Title

Determinants of Perceived Importance of Targeted Transportation Services for Low-Income Riders

Document Type

Journal Article

Publication Date

2006

Subject Area

ridership - commuting, mode - mass transit

Keywords

Travel time, Transit dependency, Transit, Socioeconomic factors, Socioeconomic aspects, Sociodemographics, Public transit, Probits, Probit models, Poverty, Poor people, Mass transit, Low income groups, Low income families, Local transit, Journey time, Jobs, Job Access and Reverse Commuting program, Accessibility

Abstract

It is generally agreed that transit services in disadvantaged neighborhoods can have potentially positive effects on the accessibility of socially excluded or economically marginalized families. The impact of transit services has been quantified by using objective measures, such as travel time, travel cost, and changes in earnings or destinations reached. Although the body of literature on this topic is exhaustive, researchers have acknowledged the importance of more subjective measures associated with trip decision making of individuals.
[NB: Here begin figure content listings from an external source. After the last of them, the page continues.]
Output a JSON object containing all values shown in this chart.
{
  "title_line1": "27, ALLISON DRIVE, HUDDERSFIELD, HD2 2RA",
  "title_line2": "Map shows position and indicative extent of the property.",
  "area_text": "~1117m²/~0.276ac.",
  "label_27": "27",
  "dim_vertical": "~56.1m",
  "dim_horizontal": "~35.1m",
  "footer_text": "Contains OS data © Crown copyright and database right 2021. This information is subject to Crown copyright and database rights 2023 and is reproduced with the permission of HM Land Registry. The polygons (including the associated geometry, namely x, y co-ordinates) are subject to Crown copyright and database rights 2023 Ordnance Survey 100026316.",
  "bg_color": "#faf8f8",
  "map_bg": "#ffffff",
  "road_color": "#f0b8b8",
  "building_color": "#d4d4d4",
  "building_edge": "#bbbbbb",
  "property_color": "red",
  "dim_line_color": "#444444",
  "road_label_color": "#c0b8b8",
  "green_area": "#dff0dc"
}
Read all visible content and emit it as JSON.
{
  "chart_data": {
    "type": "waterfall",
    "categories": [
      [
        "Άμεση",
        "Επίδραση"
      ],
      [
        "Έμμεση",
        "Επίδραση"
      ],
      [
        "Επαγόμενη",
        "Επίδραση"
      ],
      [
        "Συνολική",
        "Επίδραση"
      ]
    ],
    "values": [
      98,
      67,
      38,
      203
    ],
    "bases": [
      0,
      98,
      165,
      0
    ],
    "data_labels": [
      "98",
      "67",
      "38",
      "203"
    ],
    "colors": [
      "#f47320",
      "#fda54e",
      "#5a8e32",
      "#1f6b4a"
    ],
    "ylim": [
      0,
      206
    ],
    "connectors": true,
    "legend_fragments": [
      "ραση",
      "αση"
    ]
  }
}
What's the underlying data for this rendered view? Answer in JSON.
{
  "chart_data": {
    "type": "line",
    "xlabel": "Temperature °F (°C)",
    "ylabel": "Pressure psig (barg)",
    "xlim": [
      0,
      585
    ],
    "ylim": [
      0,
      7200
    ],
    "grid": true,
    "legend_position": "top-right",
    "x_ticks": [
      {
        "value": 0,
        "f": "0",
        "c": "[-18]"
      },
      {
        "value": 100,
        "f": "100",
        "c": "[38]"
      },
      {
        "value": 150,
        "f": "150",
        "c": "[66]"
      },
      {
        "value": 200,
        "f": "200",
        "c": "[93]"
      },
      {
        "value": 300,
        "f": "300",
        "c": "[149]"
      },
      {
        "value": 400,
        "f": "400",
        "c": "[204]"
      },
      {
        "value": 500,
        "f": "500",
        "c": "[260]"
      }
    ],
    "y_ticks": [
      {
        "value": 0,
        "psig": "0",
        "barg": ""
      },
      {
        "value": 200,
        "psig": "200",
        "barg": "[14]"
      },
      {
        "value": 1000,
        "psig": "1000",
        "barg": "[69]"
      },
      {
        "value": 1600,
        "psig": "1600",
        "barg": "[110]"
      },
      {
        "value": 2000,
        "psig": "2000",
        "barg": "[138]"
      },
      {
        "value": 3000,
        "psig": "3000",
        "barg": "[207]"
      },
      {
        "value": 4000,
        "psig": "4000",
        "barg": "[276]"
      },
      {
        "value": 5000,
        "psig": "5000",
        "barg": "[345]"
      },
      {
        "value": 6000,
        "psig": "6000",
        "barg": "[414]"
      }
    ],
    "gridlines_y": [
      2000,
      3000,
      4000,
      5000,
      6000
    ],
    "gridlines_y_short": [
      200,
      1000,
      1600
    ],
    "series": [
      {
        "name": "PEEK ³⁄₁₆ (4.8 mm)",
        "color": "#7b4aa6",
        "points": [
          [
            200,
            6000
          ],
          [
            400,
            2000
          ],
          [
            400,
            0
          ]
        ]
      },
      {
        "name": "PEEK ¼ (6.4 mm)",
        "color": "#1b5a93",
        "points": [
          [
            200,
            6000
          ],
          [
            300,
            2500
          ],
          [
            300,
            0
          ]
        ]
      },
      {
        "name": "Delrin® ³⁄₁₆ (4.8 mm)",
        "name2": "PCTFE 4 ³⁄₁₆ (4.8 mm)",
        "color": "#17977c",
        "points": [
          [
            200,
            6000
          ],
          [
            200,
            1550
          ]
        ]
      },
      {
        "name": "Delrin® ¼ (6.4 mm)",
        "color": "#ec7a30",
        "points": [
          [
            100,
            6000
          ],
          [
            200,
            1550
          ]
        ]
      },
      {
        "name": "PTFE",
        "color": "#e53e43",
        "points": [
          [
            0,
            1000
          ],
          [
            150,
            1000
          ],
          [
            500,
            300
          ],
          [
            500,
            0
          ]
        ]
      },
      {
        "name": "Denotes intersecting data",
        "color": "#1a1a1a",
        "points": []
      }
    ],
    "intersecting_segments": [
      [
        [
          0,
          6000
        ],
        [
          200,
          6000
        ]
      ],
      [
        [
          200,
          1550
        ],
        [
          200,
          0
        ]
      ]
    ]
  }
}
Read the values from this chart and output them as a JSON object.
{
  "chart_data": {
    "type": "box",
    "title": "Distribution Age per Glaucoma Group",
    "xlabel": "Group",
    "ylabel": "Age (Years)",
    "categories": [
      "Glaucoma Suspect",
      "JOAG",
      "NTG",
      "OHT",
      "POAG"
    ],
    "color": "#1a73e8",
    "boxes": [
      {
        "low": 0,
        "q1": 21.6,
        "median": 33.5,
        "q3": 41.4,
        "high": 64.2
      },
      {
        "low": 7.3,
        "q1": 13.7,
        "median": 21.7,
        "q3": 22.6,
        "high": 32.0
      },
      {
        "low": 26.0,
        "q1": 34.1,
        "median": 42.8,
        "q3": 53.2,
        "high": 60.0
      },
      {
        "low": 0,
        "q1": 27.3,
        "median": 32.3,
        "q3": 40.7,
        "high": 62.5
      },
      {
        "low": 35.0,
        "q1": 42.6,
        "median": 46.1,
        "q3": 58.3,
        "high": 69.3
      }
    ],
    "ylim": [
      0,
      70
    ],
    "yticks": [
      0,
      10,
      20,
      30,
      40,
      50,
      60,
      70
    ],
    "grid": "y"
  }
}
An index of perceived service importance (PSI) was used to study the impact of the subjective dimension of trip making. Riders of transit services were surveyed, and a conceptual model of activity changes that may be enabled by the services of the Job Access Reverse Commute program was designed to facilitate the modeling process. An ordered probit model was developed to explore the relationship between PSI and sociodemographics, service type and characteristics, employment attributes, and travel-related factors. Three models were estimated, and the differences among the models stemmed from the particular subsample used and the effects considered. The results of all three models highlight the importance of the service to frequent users. Time saved, trip length, type of service used, and type of area are somewhat important in explaining PSI, but not in all models. Results indicate that the PSI is indicative of extreme transit dependency, calling for use of these types of measures in addition to hard measures, in evaluating low-income transit services.